Start by moving the training dataset to a specific container in Azure Blob Storage.


 


model.png


 


In the Form Recognizer Studio, start by creating a custom project and connecting the Studio to work with the dataset, you just created.


 


studio.png


 


When you train your model, be sure to save the model ID you provided or find the model from the list of models within the project.  This model ID will be needed when it’s time to migrate the model to other environments.


 


modelid.png


 


Form Recognizer provides a model copy operation that starts with generating a model copy authorization for the target resource, in this case the QA environment.  This copy automation is provided to the Form Recognizer development resource to then execute the copy action.


 


To orchestrate this set of actions, a simple GitHub action was created.  The API can be integrated into your CI/CD pipeline using REST or any of the language specific SDKs.  In this case, we created an Azure Function that uses the .NET SDK for Form Recognizer.  This Azure Function provides multiple endpoints that are leveraged in the GitHub Action.


 


func.png


 


The following diagram describes the GitHub Actions Orchestration.


 


gh.png


 



  1. The developer moves all the documents needed to train the custom model into Azure Storage account.

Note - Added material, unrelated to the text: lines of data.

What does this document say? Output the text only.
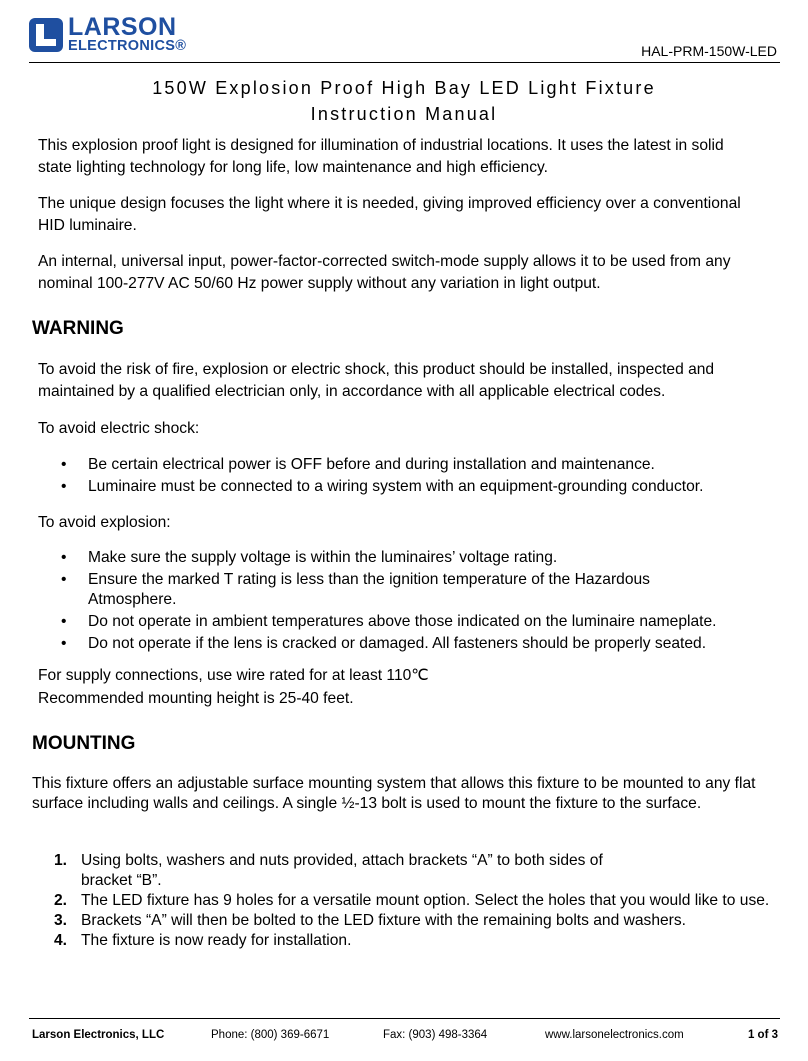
LARSON
ELECTRONICS®	HAL-PRM-150W-LED
150W Explosion Proof High Bay LED Light Fixture
Instruction Manual

This explosion proof light is designed for illumination of industrial locations. It uses the latest in solid state lighting technology for long life, low maintenance and high efficiency.

The unique design focuses the light where it is needed, giving improved efficiency over a conventional HID luminaire.

An internal, universal input, power-factor-corrected switch-mode supply allows it to be used from any nominal 100-277V AC 50/60 Hz power supply without any variation in light output.

WARNING

To avoid the risk of fire, explosion or electric shock, this product should be installed, inspected and maintained by a qualified electrician only, in accordance with all applicable electrical codes.

To avoid electric shock:

• Be certain electrical power is OFF before and during installation and maintenance.
• Luminaire must be connected to a wiring system with an equipment-grounding conductor.

To avoid explosion:

• Make sure the supply voltage is within the luminaires’ voltage rating.
• Ensure the marked T rating is less than the ignition temperature of the Hazardous Atmosphere.
• Do not operate in ambient temperatures above those indicated on the luminaire nameplate.
• Do not operate if the lens is cracked or damaged. All fasteners should be properly seated.

For supply connections, use wire rated for at least 110℃

Recommended mounting height is 25-40 feet.

MOUNTING

This fixture offers an adjustable surface mounting system that allows this fixture to be mounted to any flat surface including walls and ceilings. A single ½-13 bolt is used to mount the fixture to the surface.

1. Using bolts, washers and nuts provided, attach brackets “A” to both sides of bracket “B”.
2. The LED fixture has 9 holes for a versatile mount option. Select the holes that you would like to use.
3. Brackets “A” will then be bolted to the LED fixture with the remaining bolts and washers.
4. The fixture is now ready for installation.
Larson Electronics, LLC	Phone: (800) 369-6671	Fax: (903) 498-3364	www.larsonelectronics.com	1 of 3
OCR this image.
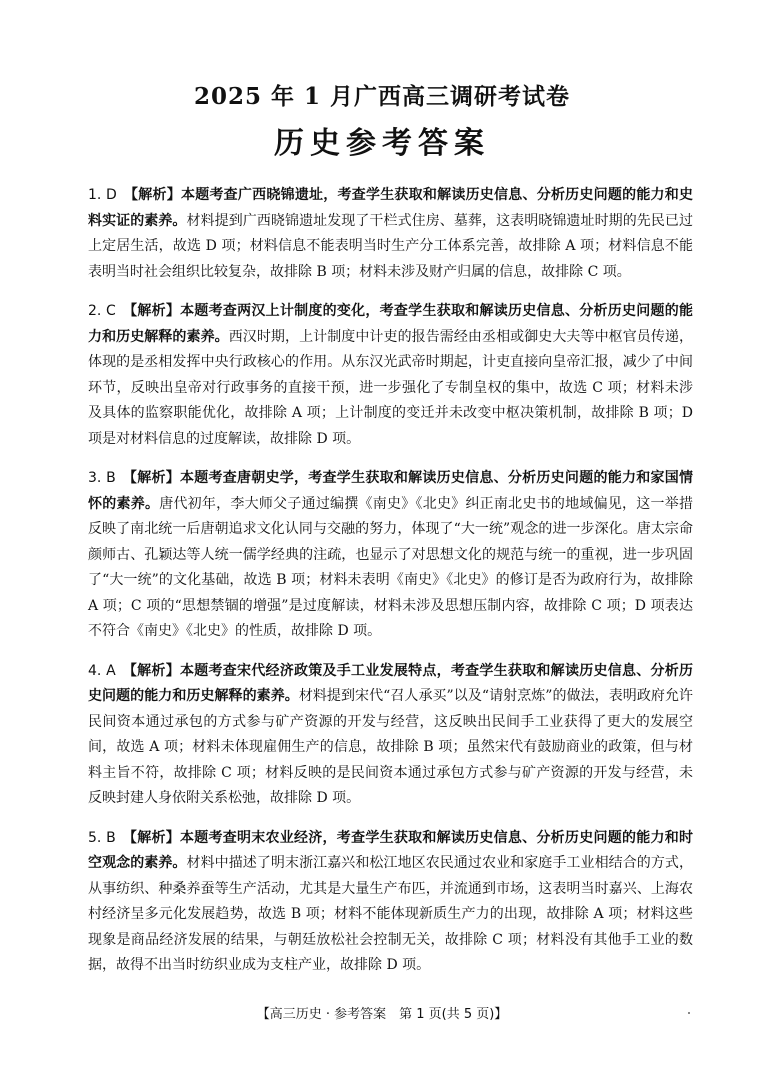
2025 年 1 月广西高三调研考试卷
历史参考答案

1. D 【解析】本题考查广西晓锦遗址，考查学生获取和解读历史信息、分析历史问题的能力和史料实证的素养。材料提到广西晓锦遗址发现了干栏式住房、墓葬，这表明晓锦遗址时期的先民已过上定居生活，故选 D 项；材料信息不能表明当时生产分工体系完善，故排除 A 项；材料信息不能表明当时社会组织比较复杂，故排除 B 项；材料未涉及财产归属的信息，故排除 C 项。

2. C 【解析】本题考查两汉上计制度的变化，考查学生获取和解读历史信息、分析历史问题的能力和历史解释的素养。西汉时期，上计制度中计吏的报告需经由丞相或御史大夫等中枢官员传递，体现的是丞相发挥中央行政核心的作用。从东汉光武帝时期起，计吏直接向皇帝汇报，减少了中间环节，反映出皇帝对行政事务的直接干预，进一步强化了专制皇权的集中，故选 C 项；材料未涉及具体的监察职能优化，故排除 A 项；上计制度的变迁并未改变中枢决策机制，故排除 B 项；D 项是对材料信息的过度解读，故排除 D 项。

3. B 【解析】本题考查唐朝史学，考查学生获取和解读历史信息、分析历史问题的能力和家国情怀的素养。唐代初年，李大师父子通过编撰《南史》《北史》纠正南北史书的地域偏见，这一举措反映了南北统一后唐朝追求文化认同与交融的努力，体现了“大一统”观念的进一步深化。唐太宗命颜师古、孔颖达等人统一儒学经典的注疏，也显示了对思想文化的规范与统一的重视，进一步巩固了“大一统”的文化基础，故选 B 项；材料未表明《南史》《北史》的修订是否为政府行为，故排除 A 项；C 项的“思想禁锢的增强”是过度解读，材料未涉及思想压制内容，故排除 C 项；D 项表达不符合《南史》《北史》的性质，故排除 D 项。

4. A 【解析】本题考查宋代经济政策及手工业发展特点，考查学生获取和解读历史信息、分析历史问题的能力和历史解释的素养。材料提到宋代“召人承买”以及“请射烹炼”的做法，表明政府允许民间资本通过承包的方式参与矿产资源的开发与经营，这反映出民间手工业获得了更大的发展空间，故选 A 项；材料未体现雇佣生产的信息，故排除 B 项；虽然宋代有鼓励商业的政策，但与材料主旨不符，故排除 C 项；材料反映的是民间资本通过承包方式参与矿产资源的开发与经营，未反映封建人身依附关系松弛，故排除 D 项。

5. B 【解析】本题考查明末农业经济，考查学生获取和解读历史信息、分析历史问题的能力和时空观念的素养。材料中描述了明末浙江嘉兴和松江地区农民通过农业和家庭手工业相结合的方式，从事纺织、种桑养蚕等生产活动，尤其是大量生产布匹，并流通到市场，这表明当时嘉兴、上海农村经济呈多元化发展趋势，故选 B 项；材料不能体现新质生产力的出现，故排除 A 项；材料这些现象是商品经济发展的结果，与朝廷放松社会控制无关，故排除 C 项；材料没有其他手工业的数据，故得不出当时纺织业成为支柱产业，故排除 D 项。

【高三历史 · 参考答案　第 1 页(共 5 页)】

  2. The developer uses the Form Recognizer Studio to train the custom model in the development environment.  Once the model is trained and the developer is satisfied with the model quality, the model ID is saved for use with the GitHub action.

  3. The developer initiates the GitHub action by providing the model ID from the previous step as an input parameter. input.png

  4. The first step is to validate that the model ID exists in the DEV environment.copy.png

  5. If the model exists in the DEV environment, it will be copied to the QA environment

  6. Now, a QA engineer can validate the model produces the expected results.

  7. Once the QA tests are successful, an approver needs to approve the next job to promote the model to the production environment.

  8. The model is now copied to the production environment and is available for use.


approve.png


deployed.png


 


Once the model is in production, you can use it within your applications.  The following example demonstrates how the model is being used to analyze documents.


 


analyze.png


 


Here are the GitHub Action used in this sample, it consists of 3 jobs that invoke the Azure Function using a PowerShell script.  As stated earlier, the Azure Function implementation is optional, this could be accomplished via HTTP requests directly to the Form Recognizer resources from your pipelines.


 


ghaction.png


 


Here is the simple PowerShell script.


 


powershell.png


 


Conclusion


 


In this blog post, we explain the importance of implementing a DevOps practice around your custom models in Azure Form Recognizer.  We provide an implementation and illustrate how easy it is to implement with the REST API.